The cow had gone missing earlier in the week and had calved just two weeks ago.
Mama and baby were said to be doing well after their happy reunion, but it took a lucky break and a backhoe to bring them together again.
Melanie and Holden Holt were out for a walk Thursday morning when they heard a scratching noise coming from the drain. They looked through the grate, Melanie Holt said, and saw "lots of hair" attached to a large animal.
Animal control sent out a worker, who took one look and called for backup.
They couldn't tell what the animal was -- a dog? a deer? -- until the cow turned its head and showed a tag in its ear.
The cow's owner was located. The animal had been missing for several days and the owner had even walked partway into the drain, but didn't see her. Her calf had been nursing from another mother during her absence.
The owner and animal control workers made numerous attempts to coax or pull the cow out of the drain the way she got in, but without enough room to stand, she needed to drop to her haunches and crawl out.
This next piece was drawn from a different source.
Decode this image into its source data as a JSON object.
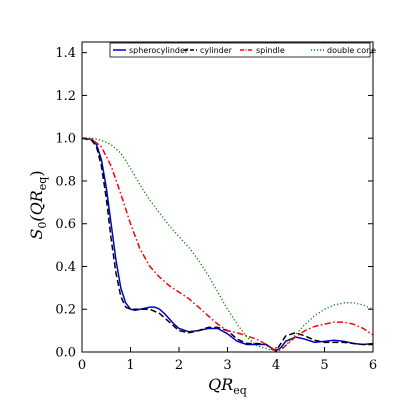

They tried bribery (hay and oats) and coercion (a dog and a cattle prod) to pursuade the cow to come out the way she went in, to no avail.
A couple of construction workers had joined the rescue. Holden Holt, the workers and others got a rope, but the rope broke and the cow kept falling in the slippery culvert.
After hours of effort, the team changed tactics. Kaysville city workers were called and decided to dig up part of the road, using a backhoe.
Eight and a half hours after the Holts first heard a scratching sound, the cow was lifted out of the drain, free at last.
"It was really miraculous," Melanie Holt said. "The cow had scrapes and scratches, but considering, she looked great."
The cow was given antibiotics, supported and warmed in the sun before she gathered enough strength to walk around, even acting a little feisty. That's when she was returned to the corral to reunite with her calf.
Holt said the spirit of cooperation and concern among all the workers was impressive.
Seven or eight animal control workers were involved, with at least two or three on-scene throughout the cow's rescue, Holt said. Some returned after their shifts were over, and with so much invested in saving the cow, they had a suggestion for naming her: "Storm."